尉鸣鹤轻声补充:“朕会让信得过的人去办,正好免了多嘴多舌之人。”
帝王说到这样的地步,沈知姁才紧抿着唇点头,眼角眉梢俱是一阵深情的担忧。
尉鸣鹤知道,阿姁这是在担心自己这个帝王会受到牵连。
心下一片妥帖和感动。
达到了额外的目的,沈知姁很是适时地露出困乏虚弱之意。
芜荑小心上前,禀道:“院判说,娘娘此遭身心受挫,所以药中加了点安神静气的药物,要让娘娘这段时日多眠,以防白日忧思,牵连身子的恢复。

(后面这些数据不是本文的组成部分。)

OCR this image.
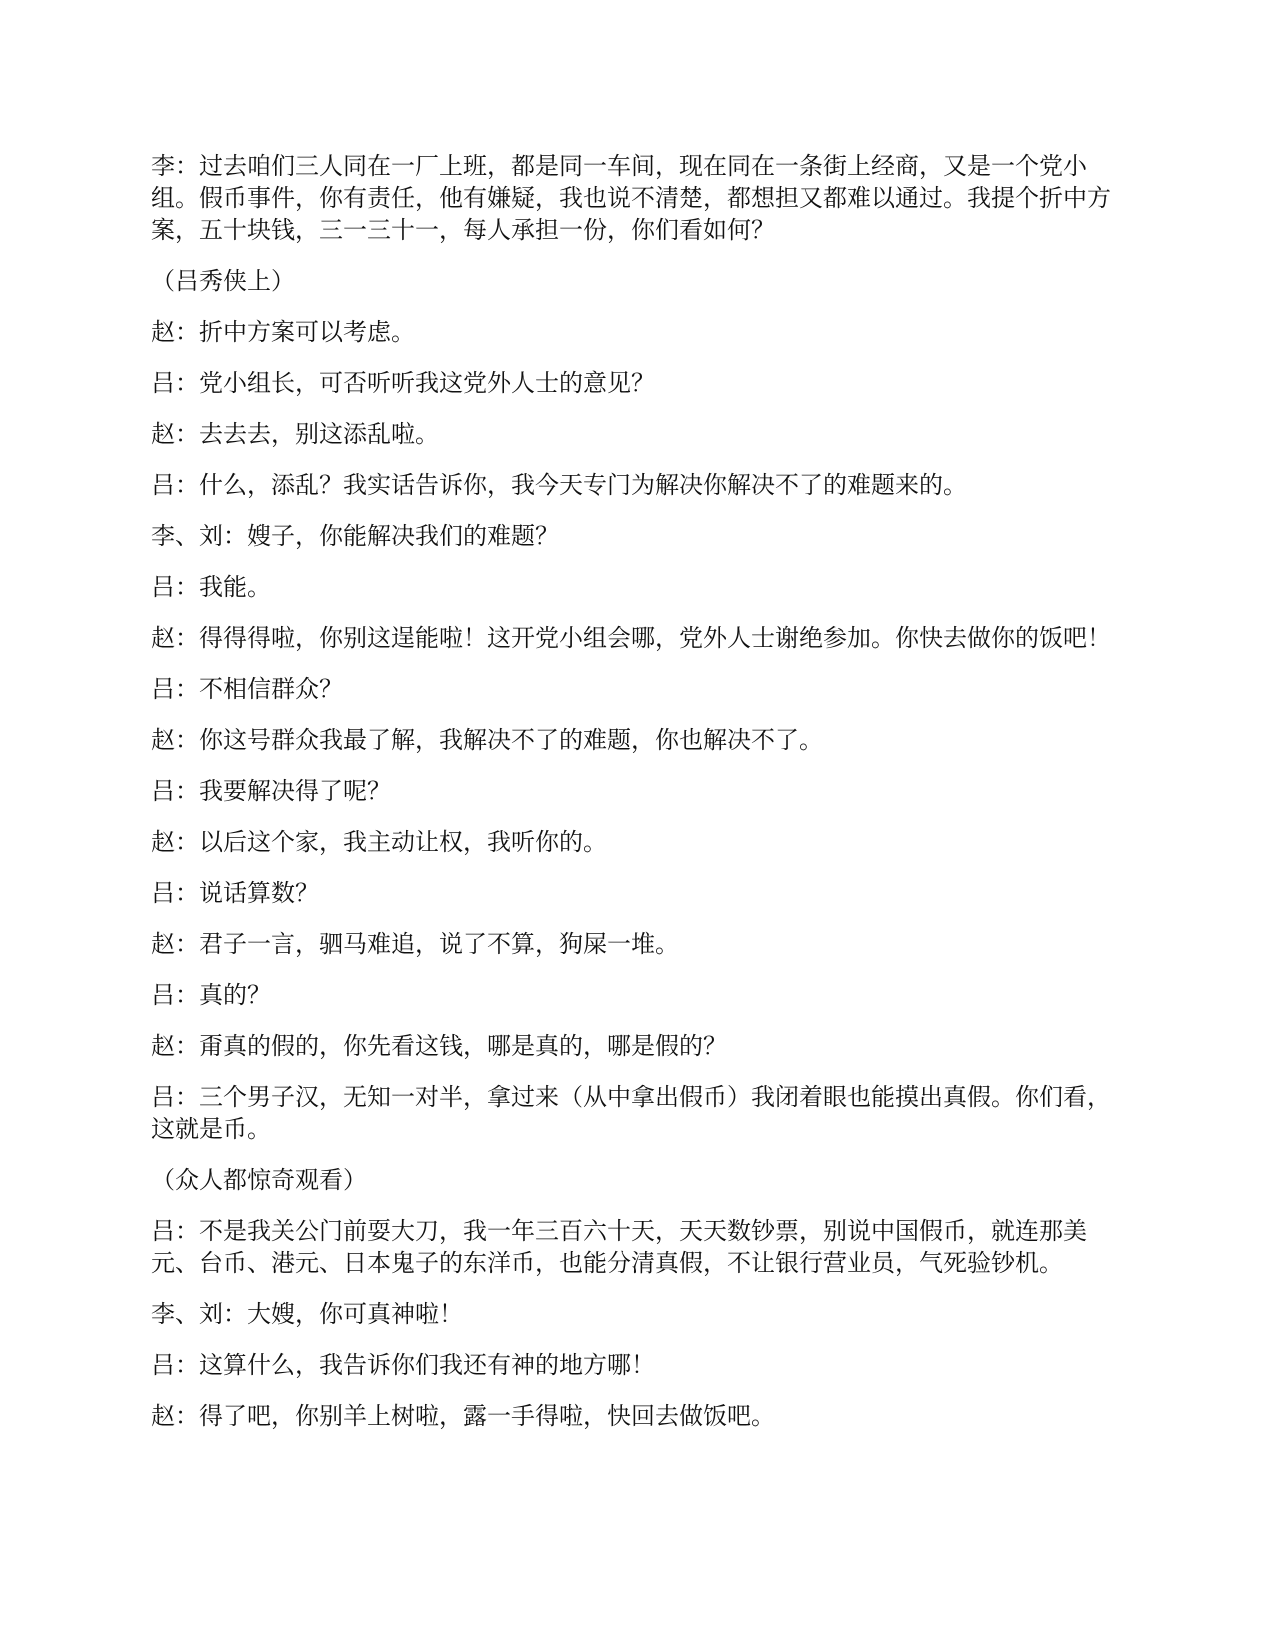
李：过去咱们三人同在一厂上班，都是同一车间，现在同在一条街上经商，又是一个党小组。假币事件，你有责任，他有嫌疑，我也说不清楚，都想担又都难以通过。我提个折中方案，五十块钱，三一三十一，每人承担一份，你们看如何？

（吕秀侠上）

赵：折中方案可以考虑。

吕：党小组长，可否听听我这党外人士的意见？

赵：去去去，别这添乱啦。

吕：什么，添乱？我实话告诉你，我今天专门为解决你解决不了的难题来的。

李、刘：嫂子，你能解决我们的难题？

吕：我能。

赵：得得得啦，你别这逞能啦！这开党小组会哪，党外人士谢绝参加。你快去做你的饭吧！

吕：不相信群众？

赵：你这号群众我最了解，我解决不了的难题，你也解决不了。

吕：我要解决得了呢？

赵：以后这个家，我主动让权，我听你的。

吕：说话算数？

赵：君子一言，驷马难追，说了不算，狗屎一堆。

吕：真的？

赵：甭真的假的，你先看这钱，哪是真的，哪是假的？

吕：三个男子汉，无知一对半，拿过来（从中拿出假币）我闭着眼也能摸出真假。你们看，这就是币。

（众人都惊奇观看）

吕：不是我关公门前耍大刀，我一年三百六十天，天天数钞票，别说中国假币，就连那美元、台币、港元、日本鬼子的东洋币，也能分清真假，不让银行营业员，气死验钞机。

李、刘：大嫂，你可真神啦！

吕：这算什么，我告诉你们我还有神的地方哪！

赵：得了吧，你别羊上树啦，露一手得啦，快回去做饭吧。
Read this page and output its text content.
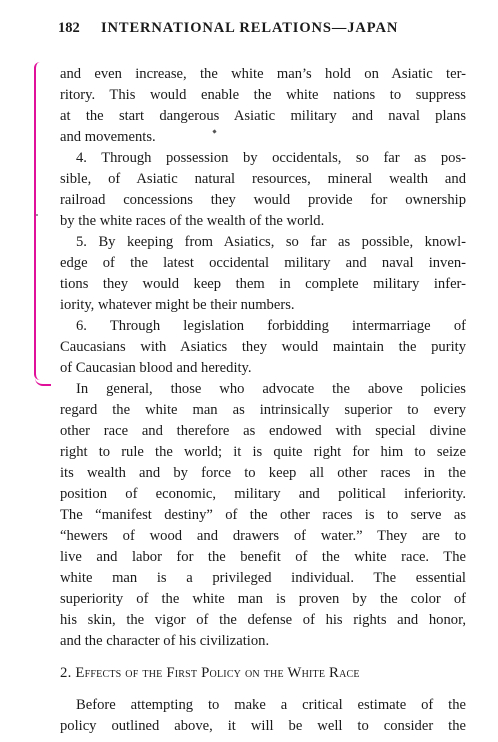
182 INTERNATIONAL RELATIONS—JAPAN
and even increase, the white man’s hold on Asiatic ter-
ritory. This would enable the white nations to suppress
at the start dangerous Asiatic military and naval plans
and movements.
4. Through possession by occidentals, so far as pos-
sible, of Asiatic natural resources, mineral wealth and
railroad concessions they would provide for ownership
by the white races of the wealth of the world.
5. By keeping from Asiatics, so far as possible, knowl-
edge of the latest occidental military and naval inven-
tions they would keep them in complete military infer-
iority, whatever might be their numbers.
6. Through legislation forbidding intermarriage of
Caucasians with Asiatics they would maintain the purity
of Caucasian blood and heredity.
In general, those who advocate the above policies
regard the white man as intrinsically superior to every
other race and therefore as endowed with special divine
right to rule the world; it is quite right for him to seize
its wealth and by force to keep all other races in the
position of economic, military and political inferiority.
The “manifest destiny” of the other races is to serve as
“hewers of wood and drawers of water.” They are to
live and labor for the benefit of the white race. The
white man is a privileged individual. The essential
superiority of the white man is proven by the color of
his skin, the vigor of the defense of his rights and honor,
and the character of his civilization.
2. Effects of the First Policy on the White Race
Before attempting to make a critical estimate of the
policy outlined above, it will be well to consider the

”
“阿姁,你睡罢。”尉鸣鹤对沈知姁柔声哄着,还轻哼了一首新学的安眠歌谣——这是他闲暇时听乐坊演奏,觉得很适合哄孩子,所以特意学了点曲调。
哼着歌谣的尉鸣鹤心情又跌落到谷底的污泥里头。
但见沈知姁泪眼朦胧、很不安稳地睡去,他才勉力压抑住心头的不痛快。
等到沈知姁呼吸平稳,尉鸣鹤出了瑶池殿,召来诸葛院判,亲自询问了沈知姁的身子,得到“娘娘年轻,小产月份又小,仔细养上一两年即可”的答案后,一颗痛苦煎熬的帝心才好受了点。